Lack of role clarity

Lack of role clarity means workers aren’t clear on their job, responsibilities or what is expected. This may happen when they aren’t given the right information or things keep changing.

It is more than sometimes being given a complex task. Lack or role clarity becomes a hazard when it is severe (e.g. very little clarity), prolonged (e.g. long term) or frequent (e.g. happens often). 

Lack of role clarity may include:

  • overlapping responsibilities (e.g. two workers given the same task)
  • unclear roles and reporting lines (e.g. unclear who is responsible for what or who is working to which manager)
  • conflicting or frequently changing expectations and work standards (e.g. changing deadlines or contradictory instructions)
  • not being given information needed to do the job, or
  • unclear work priorities (e.g. not knowing which tasks are most important or urgent).

Identifying and assessing the risks of lack of role clarity

You must identify if psychosocial hazards, including lack of role clarity, are present in your workplace. 
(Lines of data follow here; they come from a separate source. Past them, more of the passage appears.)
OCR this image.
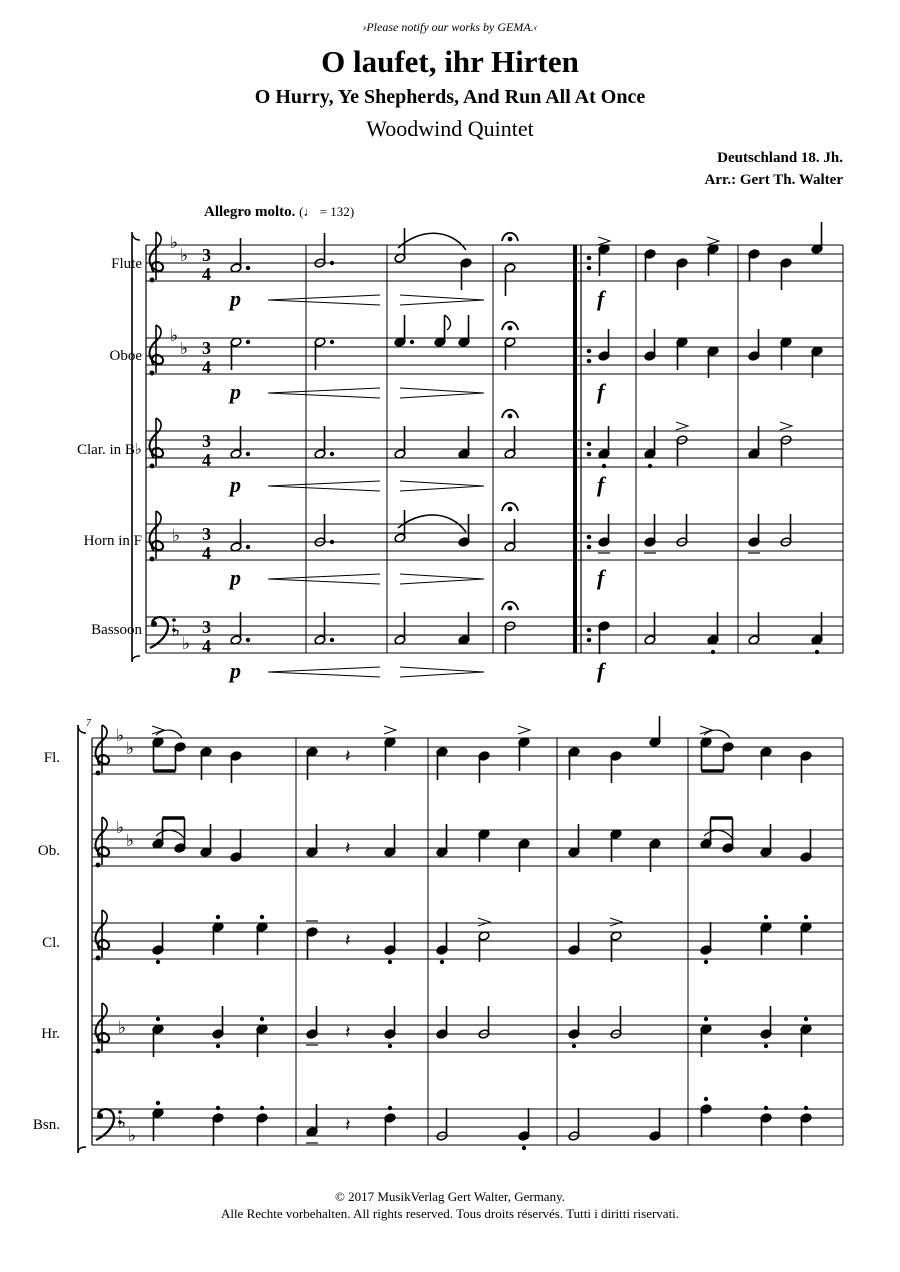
›Please notify our works by GEMA.‹
O laufet, ihr Hirten
O Hurry, Ye Shepherds, And Run All At Once
Woodwind Quintet
Deutschland 18. Jh.
Arr.: Gert Th. Walter
Allegro molto. (♩ = 132)
Flute
Oboe
Clar. in B♭
Horn in F
Bassoon
Fl.
Ob.
Cl.
Hr.
Bsn.
7
♭
♭
♭
♭
♭
♭
♭
3
4
3
4
3
4
3
4
3
4
p
p
p
p
p
f
f
f
f
f
♭
♭
♭
♭
♭
♭
♭
𝄽
𝄽
𝄽
𝄽
𝄽
© 2017 MusikVerlag Gert Walter, Germany.
Alle Rechte vorbehalten. All rights reserved. Tous droits réservés. Tutti i diritti riservati.
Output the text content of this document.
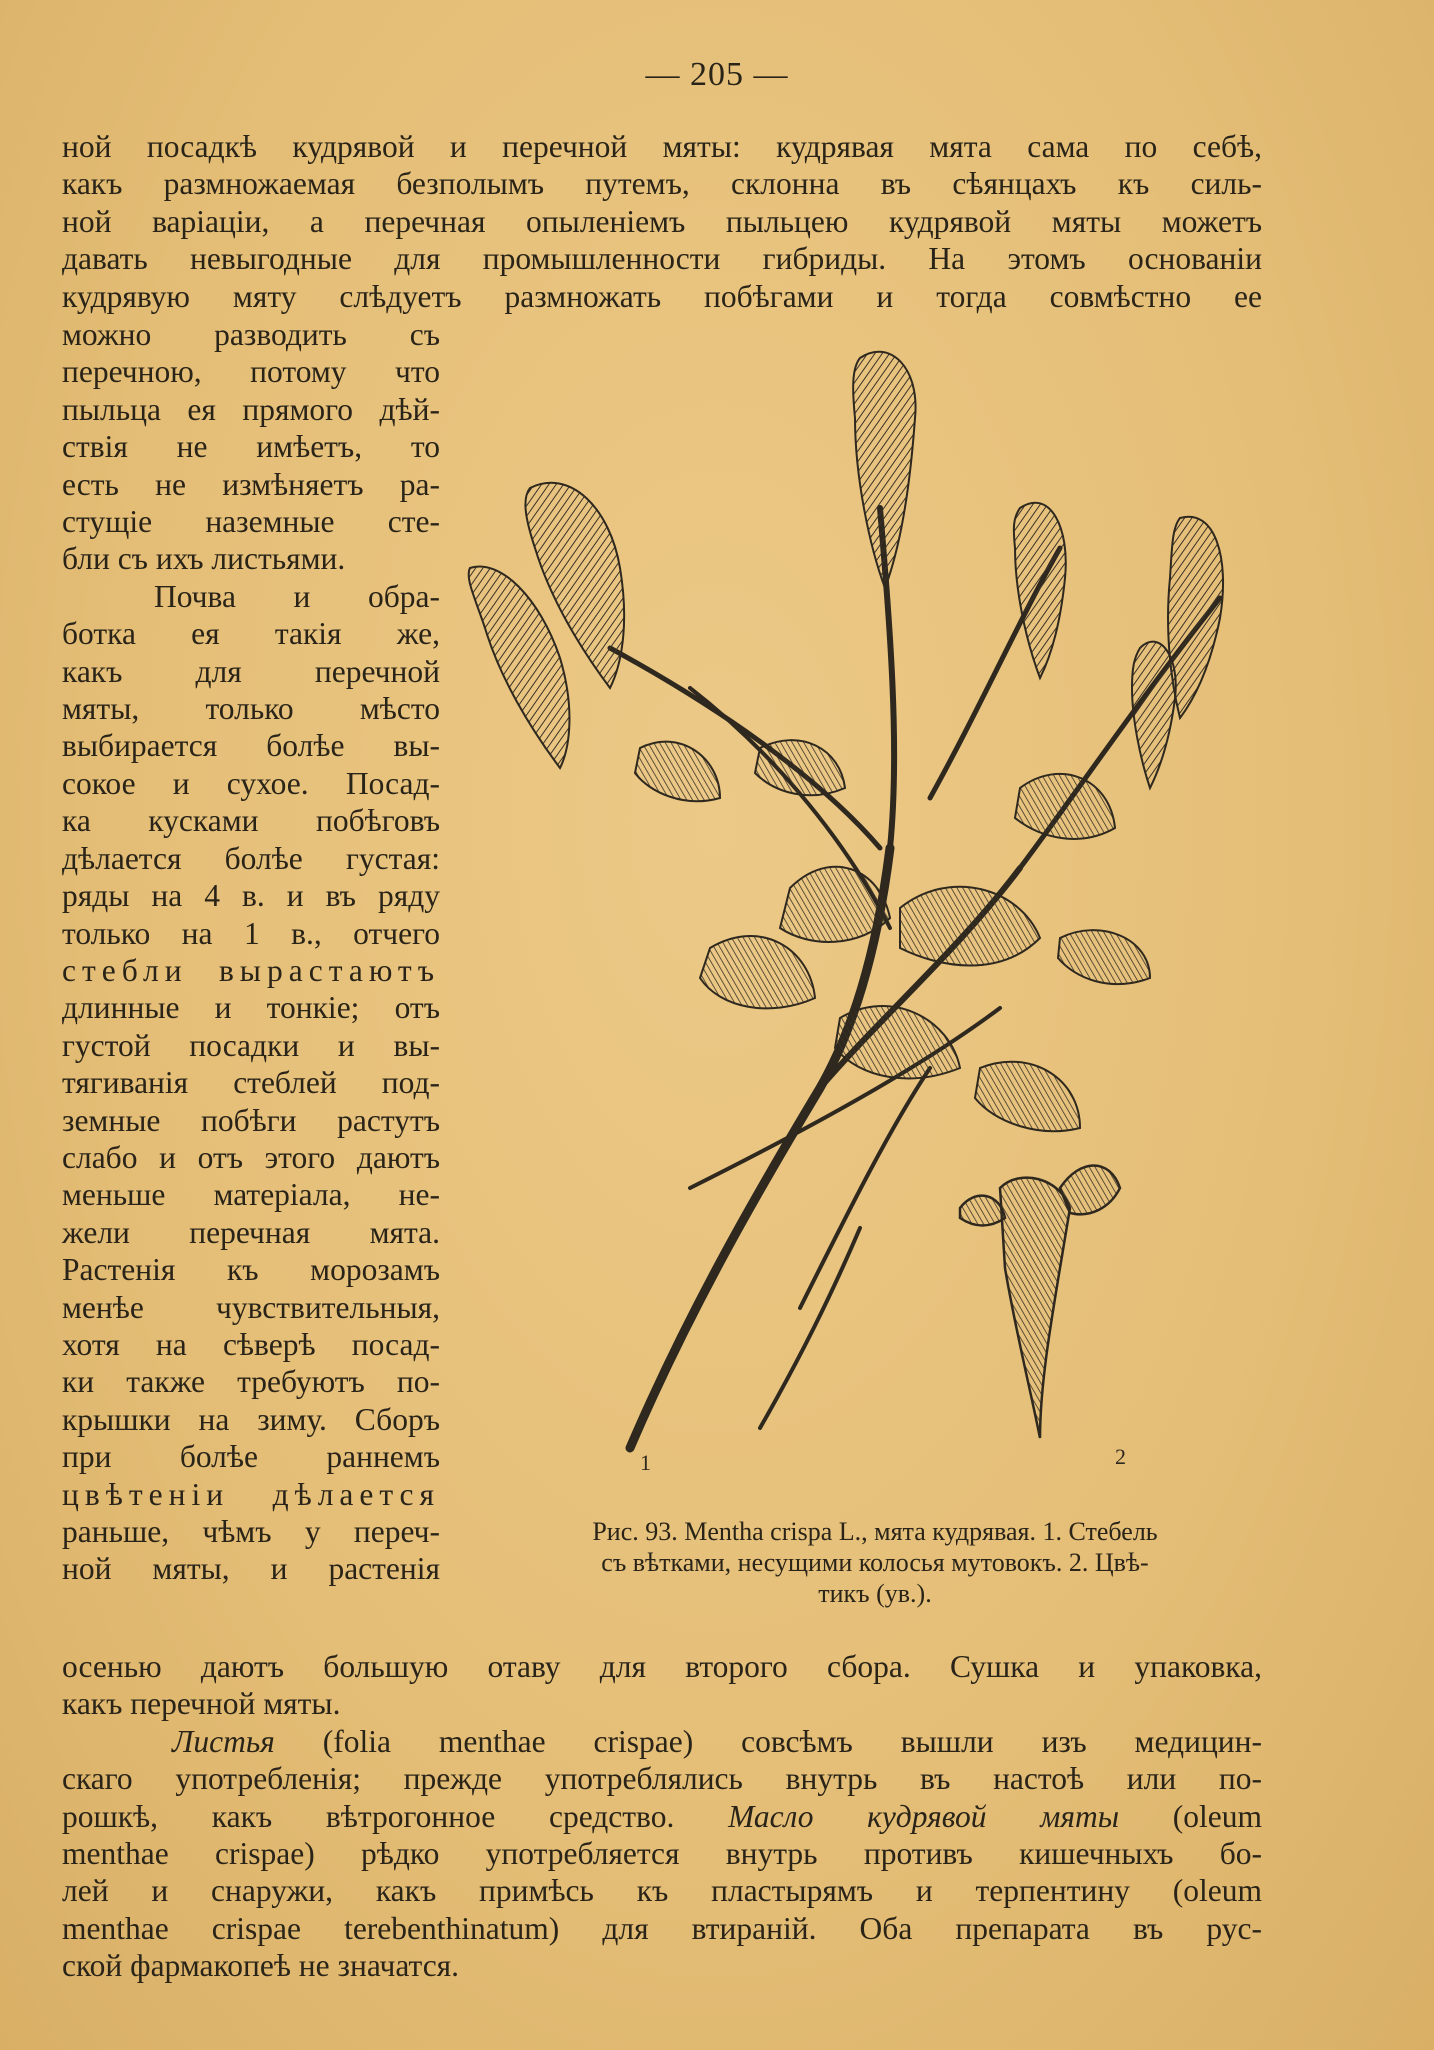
— 205 —
ной посадкѣ кудрявой и перечной мяты: кудрявая мята сама по себѣ,
какъ размножаемая безполымъ путемъ, склонна въ сѣянцахъ къ силь-
ной варіаціи, а перечная опыленіемъ пыльцею кудрявой мяты можетъ
давать невыгодные для промышленности гибриды. На этомъ основаніи
кудрявую мяту слѣдуетъ размножать побѣгами и тогда совмѣстно ее
можно разводить съ
перечною, потому что
пыльца ея прямого дѣй-
ствія не имѣетъ, то
есть не измѣняетъ ра-
стущіе наземные сте-
бли съ ихъ листьями.
Почва и обра-
ботка ея такія же,
какъ для перечной
мяты, только мѣсто
выбирается болѣе вы-
сокое и сухое. Посад-
ка кусками побѣговъ
дѣлается болѣе густая:
ряды на 4 в. и въ ряду
только на 1 в., отчего
стебли вырастаютъ
длинные и тонкіе; отъ
густой посадки и вы-
тягиванія стеблей под-
земные побѣги растутъ
слабо и отъ этого даютъ
меньше матеріала, не-
жели перечная мята.
Растенія къ морозамъ
менѣе чувствительныя,
хотя на сѣверѣ посад-
ки также требуютъ по-
крышки на зиму. Сборъ
при болѣе раннемъ
цвѣтеніи дѣлается
раньше, чѣмъ у переч-
ной мяты, и растенія
1	2
Рис. 93. Mentha crispa L., мята кудрявая. 1. Стебель
съ вѣтками, несущими колосья мутовокъ. 2. Цвѣ-
тикъ (ув.).
осенью даютъ большую отаву для второго сбора. Сушка и упаковка,
какъ перечной мяты.
Листья (folia menthae crispae) совсѣмъ вышли изъ медицин-
скаго употребленія; прежде употреблялись внутрь въ настоѣ или по-
рошкѣ, какъ вѣтрогонное средство. Масло кудрявой мяты (oleum
menthae crispae) рѣдко употребляется внутрь противъ кишечныхъ бо-
лей и снаружи, какъ примѣсь къ пластырямъ и терпентину (oleum
menthae crispae terebenthinatum) для втираній. Оба препарата въ рус-
ской фармакопеѣ не значатся.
  • Consult workers. Workers may talk about hazards in different ways. For example, they may say they feel stressed, confused, frustrated or ‘kept in the dark’. They may raise concerns about their role or responsibilities or be unsure what is expected of them.
  • Use surveys and tools. Businesses with more than 20 workers may find the People at Work psychosocial risk assessment tool useful. 
  • Observe work and behaviours. For example, tasks taking longer than expected, frequent mistakes, double handling, or arguments about who is responsible for what can be caused by a lack of role clarity.  
  • Review available information. For example, records of overtime, time off, injuries, incidents or workers’ compensation.
  • Have a way for workers to report and encourage reporting. Treating workers’ concerns seriously and respectfully will help encourage reporting.
  • Identify other hazards present and consider them together. Hazards can interact and combine to create new, changed or higher risks. For example, lack of role clarity may create a higher risk in workplaces with poor organisational justice because workers are afraid to ask questions or raise concerns.
  • Consider how long, how often and how severely workers are exposed to hazards. The longer, more often and worse the lack of role clarity the higher the risk that workers may be harmed. 

Controlling lack of role clarity

You must eliminate psychosocial risks, or if that is not reasonably practicable, minimise them so far as is reasonably practicable. For example:

  • Clearly outline key tasks, responsibilities and expectations in position descriptions.
  • Have clear reporting lines (e.g. workers have a single immediate supervisor) and ensure workers understand them (e.g. have an organisational chart).
  • Ensure workers understand who is doing what. Particularly if workers share tasks or responsibilities.
  • Give clear instructions and provide the information workers need to their job well.
  • Change or clarify any tasks or processes that often cause conflict, confusion, or mistakes. 
  • Induct new workers and ensure they understand the role and expectations (e.g. standards of work and behaviour).
  • Explain how and why tasks are assigned. Particularly if a worker is given a task that is not usually part of their job.
  • Have clear guidelines on how to fix conflicting expectations (e.g. between workers, workers and supervisors, or workers and clients).

When choosing control measures you must consider all the hazards present and how they may interact and combine. For information on other hazards see psychosocial hazards.  

Reviewing control measures 

You must review control measures to check they are working as planned. If a control measure is not increasing role clarity or is creating new risks, you must make changes.